Valério Olgiati - SIA 9 (seminário internacional de arquitectura)
Conferência de Valério Olgiati
“Foi um projecto para um concurso que ganhámos. O projecto tinha de ter o tamanho da Tate Modern Museum. A cidade de Perm fica a este de Moscovo, e tem cerca de 3.000.000 habitantes. Nós propusemos um edifício em que as funções estivessem empilhadas, e acabei por chegar a uma solução em que o edifício tem uma grande escala. E aqui os problemas acabam por ser os acessos a cada uma das funções. Quando nós temos projectos de grandes dimensões, se as funções ficarem dispostas na horizontal, as pessoas terão de atravessar ruas, por isso é mais fácil se as pusermos todas umas por cima das outras, ordenadas na vertical, e assim podemos ter elevadores, escadas, rampas, podemos ter vários tipos de acessos na vertical para deslocamento de pessoas.
Estando os pisos empilhados, eles têm a área que têm dependendo da função, por exemplo a zona de exposições tem uma área mais extensa em comparação com o restaurante e não procurámos esconder a dimensão que estes blocos/pisos têm, deixámos se-los aquilo que eles são, e não olhar para uma forma exterior.

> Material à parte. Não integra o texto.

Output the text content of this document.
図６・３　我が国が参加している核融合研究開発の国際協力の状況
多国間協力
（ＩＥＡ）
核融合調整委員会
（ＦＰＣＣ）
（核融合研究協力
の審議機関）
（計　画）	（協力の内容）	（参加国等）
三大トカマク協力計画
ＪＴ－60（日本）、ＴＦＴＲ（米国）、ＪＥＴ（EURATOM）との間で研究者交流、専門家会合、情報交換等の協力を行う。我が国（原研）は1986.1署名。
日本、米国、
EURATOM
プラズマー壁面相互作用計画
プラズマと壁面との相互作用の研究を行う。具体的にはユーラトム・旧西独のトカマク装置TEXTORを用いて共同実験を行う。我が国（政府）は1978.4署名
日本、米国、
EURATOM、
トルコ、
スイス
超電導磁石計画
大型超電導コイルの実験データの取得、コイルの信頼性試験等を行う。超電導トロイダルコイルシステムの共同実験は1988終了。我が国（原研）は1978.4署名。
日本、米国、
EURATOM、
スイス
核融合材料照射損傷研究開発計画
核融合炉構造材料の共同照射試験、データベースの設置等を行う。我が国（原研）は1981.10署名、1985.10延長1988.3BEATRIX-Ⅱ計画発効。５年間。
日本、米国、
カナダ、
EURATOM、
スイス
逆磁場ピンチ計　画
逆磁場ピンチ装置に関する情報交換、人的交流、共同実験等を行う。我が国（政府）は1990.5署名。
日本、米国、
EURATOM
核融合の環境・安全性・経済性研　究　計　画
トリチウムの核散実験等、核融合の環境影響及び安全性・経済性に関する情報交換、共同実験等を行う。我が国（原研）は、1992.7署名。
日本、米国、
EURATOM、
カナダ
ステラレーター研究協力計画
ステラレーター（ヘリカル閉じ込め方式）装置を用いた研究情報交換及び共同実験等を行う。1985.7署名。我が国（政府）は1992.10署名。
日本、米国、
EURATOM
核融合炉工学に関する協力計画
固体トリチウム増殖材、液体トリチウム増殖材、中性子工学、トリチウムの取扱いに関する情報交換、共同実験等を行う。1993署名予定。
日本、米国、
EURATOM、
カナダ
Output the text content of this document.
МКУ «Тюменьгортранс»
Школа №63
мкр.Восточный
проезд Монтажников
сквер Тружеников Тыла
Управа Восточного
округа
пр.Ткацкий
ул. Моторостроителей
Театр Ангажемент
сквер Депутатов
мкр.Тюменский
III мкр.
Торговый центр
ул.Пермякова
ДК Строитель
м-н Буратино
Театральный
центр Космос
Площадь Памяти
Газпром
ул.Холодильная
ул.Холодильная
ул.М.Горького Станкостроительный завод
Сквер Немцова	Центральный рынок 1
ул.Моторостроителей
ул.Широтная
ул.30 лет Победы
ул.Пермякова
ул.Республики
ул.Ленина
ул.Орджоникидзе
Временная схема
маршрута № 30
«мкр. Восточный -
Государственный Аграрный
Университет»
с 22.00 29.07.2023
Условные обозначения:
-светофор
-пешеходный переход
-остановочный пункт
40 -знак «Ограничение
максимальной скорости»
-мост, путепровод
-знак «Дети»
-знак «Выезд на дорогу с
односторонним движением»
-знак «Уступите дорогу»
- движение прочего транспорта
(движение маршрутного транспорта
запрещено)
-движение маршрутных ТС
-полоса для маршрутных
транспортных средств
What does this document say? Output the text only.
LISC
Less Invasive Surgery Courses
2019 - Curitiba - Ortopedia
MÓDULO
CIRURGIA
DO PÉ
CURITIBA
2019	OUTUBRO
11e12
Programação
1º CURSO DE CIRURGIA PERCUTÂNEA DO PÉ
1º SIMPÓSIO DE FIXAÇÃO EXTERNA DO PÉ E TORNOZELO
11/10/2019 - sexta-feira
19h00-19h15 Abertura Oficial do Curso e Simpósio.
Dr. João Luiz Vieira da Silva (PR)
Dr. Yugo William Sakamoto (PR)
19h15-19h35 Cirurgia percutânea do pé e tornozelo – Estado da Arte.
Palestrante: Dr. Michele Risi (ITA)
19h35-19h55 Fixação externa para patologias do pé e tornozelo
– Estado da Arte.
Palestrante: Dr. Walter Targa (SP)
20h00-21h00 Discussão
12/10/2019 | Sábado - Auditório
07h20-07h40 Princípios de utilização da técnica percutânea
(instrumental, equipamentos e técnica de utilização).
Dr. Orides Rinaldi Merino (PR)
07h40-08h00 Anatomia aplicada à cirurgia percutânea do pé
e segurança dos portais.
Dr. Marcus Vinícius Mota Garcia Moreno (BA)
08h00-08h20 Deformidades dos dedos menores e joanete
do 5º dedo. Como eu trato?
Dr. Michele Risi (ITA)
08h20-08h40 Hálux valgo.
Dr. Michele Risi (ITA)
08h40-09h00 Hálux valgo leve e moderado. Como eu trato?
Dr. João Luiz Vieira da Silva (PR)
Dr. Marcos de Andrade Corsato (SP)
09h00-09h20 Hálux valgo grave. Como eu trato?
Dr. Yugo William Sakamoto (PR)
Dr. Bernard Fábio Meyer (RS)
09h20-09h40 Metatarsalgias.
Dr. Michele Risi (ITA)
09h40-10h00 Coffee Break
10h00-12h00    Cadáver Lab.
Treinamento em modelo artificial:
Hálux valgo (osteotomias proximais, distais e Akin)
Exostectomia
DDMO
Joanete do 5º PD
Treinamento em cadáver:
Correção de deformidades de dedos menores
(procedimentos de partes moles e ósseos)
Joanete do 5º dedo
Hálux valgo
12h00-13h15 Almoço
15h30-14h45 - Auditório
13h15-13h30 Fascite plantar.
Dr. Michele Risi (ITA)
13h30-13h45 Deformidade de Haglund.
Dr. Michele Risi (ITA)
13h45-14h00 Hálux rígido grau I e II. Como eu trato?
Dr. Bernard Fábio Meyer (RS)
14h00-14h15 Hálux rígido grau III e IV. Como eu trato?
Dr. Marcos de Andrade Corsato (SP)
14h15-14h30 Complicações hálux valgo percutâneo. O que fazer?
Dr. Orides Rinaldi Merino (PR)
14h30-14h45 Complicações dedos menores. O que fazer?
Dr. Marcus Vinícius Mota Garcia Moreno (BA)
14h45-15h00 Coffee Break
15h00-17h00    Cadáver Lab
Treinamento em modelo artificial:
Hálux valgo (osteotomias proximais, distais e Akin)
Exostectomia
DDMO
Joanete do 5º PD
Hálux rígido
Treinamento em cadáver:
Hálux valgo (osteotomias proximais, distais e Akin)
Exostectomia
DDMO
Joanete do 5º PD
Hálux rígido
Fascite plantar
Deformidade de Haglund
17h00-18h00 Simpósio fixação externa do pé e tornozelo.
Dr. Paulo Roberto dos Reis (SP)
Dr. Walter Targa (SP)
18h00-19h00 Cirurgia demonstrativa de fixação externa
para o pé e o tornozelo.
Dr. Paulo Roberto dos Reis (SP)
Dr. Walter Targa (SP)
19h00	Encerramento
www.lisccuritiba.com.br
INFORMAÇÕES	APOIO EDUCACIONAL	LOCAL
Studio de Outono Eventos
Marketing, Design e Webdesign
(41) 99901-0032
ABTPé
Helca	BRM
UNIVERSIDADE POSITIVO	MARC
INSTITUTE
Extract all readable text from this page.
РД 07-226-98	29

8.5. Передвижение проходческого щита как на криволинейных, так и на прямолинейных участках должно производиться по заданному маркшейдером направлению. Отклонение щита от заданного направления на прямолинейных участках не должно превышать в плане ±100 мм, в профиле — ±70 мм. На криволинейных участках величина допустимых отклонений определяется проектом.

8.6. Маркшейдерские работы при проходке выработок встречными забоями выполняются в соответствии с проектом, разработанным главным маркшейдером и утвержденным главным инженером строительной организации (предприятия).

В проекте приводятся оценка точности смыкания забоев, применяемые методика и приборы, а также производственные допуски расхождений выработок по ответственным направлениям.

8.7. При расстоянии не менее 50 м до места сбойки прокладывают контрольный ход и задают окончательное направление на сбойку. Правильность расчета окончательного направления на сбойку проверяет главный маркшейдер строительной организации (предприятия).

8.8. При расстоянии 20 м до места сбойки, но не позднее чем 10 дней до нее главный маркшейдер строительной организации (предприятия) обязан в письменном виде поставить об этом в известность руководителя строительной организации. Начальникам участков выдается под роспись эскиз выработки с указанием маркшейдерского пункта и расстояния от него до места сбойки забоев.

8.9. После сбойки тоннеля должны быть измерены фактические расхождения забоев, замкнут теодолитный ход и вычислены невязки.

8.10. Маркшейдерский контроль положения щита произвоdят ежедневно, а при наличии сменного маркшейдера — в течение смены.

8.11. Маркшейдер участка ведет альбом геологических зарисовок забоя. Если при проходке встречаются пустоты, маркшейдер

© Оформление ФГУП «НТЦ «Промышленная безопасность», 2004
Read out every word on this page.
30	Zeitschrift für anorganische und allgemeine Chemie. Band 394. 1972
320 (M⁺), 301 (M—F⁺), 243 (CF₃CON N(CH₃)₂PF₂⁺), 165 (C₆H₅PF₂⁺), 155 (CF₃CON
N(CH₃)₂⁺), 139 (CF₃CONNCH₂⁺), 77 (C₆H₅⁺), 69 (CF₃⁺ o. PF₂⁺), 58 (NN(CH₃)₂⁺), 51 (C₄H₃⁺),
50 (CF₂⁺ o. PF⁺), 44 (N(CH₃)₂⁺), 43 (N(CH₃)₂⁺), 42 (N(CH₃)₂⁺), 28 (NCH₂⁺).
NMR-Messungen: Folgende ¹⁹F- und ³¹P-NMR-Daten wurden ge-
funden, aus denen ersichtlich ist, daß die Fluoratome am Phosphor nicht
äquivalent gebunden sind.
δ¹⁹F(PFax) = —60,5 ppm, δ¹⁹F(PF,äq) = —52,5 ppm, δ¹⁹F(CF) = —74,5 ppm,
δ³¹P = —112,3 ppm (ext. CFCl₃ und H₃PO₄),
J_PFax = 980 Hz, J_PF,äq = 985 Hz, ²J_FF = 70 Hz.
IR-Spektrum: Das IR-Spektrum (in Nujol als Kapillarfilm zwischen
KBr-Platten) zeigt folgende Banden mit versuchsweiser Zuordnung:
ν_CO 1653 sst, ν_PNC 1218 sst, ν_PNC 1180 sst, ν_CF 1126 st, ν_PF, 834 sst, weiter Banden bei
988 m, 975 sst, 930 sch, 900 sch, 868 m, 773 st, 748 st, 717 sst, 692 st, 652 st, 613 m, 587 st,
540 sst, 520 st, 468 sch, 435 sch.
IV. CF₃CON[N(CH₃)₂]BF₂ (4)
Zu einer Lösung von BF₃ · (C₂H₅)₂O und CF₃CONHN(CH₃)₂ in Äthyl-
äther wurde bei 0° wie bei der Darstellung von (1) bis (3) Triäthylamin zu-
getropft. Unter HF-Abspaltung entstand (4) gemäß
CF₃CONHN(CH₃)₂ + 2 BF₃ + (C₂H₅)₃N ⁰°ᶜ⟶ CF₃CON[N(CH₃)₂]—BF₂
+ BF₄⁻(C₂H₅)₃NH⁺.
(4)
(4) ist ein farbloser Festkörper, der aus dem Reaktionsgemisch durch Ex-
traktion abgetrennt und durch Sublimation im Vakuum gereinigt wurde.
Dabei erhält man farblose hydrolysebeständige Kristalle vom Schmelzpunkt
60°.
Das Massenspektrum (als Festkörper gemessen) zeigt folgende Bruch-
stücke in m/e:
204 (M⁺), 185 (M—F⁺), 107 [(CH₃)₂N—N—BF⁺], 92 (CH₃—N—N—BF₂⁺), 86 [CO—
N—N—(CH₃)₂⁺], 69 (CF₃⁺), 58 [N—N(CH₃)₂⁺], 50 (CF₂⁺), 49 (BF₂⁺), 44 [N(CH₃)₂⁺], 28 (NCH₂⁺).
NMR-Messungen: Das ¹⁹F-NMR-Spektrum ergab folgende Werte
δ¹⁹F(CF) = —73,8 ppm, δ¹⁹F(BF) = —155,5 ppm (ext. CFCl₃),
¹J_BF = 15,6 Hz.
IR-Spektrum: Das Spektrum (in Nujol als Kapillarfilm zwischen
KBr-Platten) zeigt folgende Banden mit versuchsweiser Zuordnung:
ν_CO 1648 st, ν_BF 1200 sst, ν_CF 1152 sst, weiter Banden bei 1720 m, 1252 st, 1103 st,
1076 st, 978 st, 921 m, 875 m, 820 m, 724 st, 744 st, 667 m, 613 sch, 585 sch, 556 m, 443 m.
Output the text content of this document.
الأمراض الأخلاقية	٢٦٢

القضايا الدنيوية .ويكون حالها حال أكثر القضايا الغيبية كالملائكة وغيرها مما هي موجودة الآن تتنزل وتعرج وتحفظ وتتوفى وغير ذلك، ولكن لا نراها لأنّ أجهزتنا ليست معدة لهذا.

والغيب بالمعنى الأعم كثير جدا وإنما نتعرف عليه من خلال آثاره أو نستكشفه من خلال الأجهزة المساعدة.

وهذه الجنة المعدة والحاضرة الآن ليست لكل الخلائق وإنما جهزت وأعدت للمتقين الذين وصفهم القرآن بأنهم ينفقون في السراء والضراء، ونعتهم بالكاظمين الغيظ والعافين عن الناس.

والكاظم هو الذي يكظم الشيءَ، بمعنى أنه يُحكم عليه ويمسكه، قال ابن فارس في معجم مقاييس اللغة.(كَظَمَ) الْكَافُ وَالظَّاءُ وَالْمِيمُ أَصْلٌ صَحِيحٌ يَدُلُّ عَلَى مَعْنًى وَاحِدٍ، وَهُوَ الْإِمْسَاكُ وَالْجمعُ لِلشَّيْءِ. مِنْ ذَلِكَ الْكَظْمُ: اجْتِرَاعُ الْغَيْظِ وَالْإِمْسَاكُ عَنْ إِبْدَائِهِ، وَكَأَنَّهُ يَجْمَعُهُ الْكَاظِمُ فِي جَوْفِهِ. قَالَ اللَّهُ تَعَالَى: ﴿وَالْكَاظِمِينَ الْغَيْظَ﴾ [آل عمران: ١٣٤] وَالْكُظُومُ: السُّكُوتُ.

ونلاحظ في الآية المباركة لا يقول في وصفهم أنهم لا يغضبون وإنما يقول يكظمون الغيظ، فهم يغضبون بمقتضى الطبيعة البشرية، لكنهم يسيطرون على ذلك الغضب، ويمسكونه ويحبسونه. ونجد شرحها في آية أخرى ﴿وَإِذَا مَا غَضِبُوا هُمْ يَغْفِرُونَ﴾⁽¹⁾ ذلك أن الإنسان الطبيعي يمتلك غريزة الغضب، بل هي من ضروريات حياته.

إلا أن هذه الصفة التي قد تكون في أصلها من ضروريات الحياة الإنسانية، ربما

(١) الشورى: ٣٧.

A entrada fica próxima da zona de eventos e do auditório. Subimos e podemos entrar nas escadas para ir ter à zona de exposições, ou o elevador para as zonas mais acima. A estrutura do edifício é como a de uma árvore. É composta por tubos de metal ao centro (em planta) e uma estrutura a meio, com uma área de 60 por 60 metros. A fachada é composta por elementos em betão, com a forma de uma parábola, no sentido das forças estruturais, o que dá entradas de luz interessantes (ver imagens). Esta estereotomia foi desenhada apenas a pensar na estrutura, mas o resultado final dá uma configuração tão bela que se pode dizer que têm uma ‘configuração metafísica’, que resulta como formalidade.”
“A revista 2G tem uma parte chamada ‘Nexus’, em que cada arquitecto escreve ou mostra algo pessoal, e eu decidi mostrar apenas imagens. Iconografia refere-se a ícones que eu importei para a ‘minha arquitectura’, quer atmosfericamente, geometricamente, estruturalmente, ou até contextualmente. São ícones que eu tenho sempre em mente quando penso sobre algum projecto. É o meu universo, em que explica o que eu quero fazer.
E assim, esta minha biografia iconográfica tenta mostrar o conflito entre o programa e o individualismo, ou a ideia intelectual e a pura emoção. Por isso estas imagens têm sempre os dois lados. Para mim elas são claras, mas não as podemos definir realmente, é só aquilo que tiramos delas ao observa-las.
E também, por outro lado, eu acredito que nós não somos génios, portanto não devemos começar a desenhar fora ‘da nossa barriga’, ou fora daquilo que sabemos fazer ou concretizar. Assim temos a possibilidade de quebrar com as nossas barreiras, as nossas regras, as nossas tradições, temos de destruir a nossa própria história para sermos melhores.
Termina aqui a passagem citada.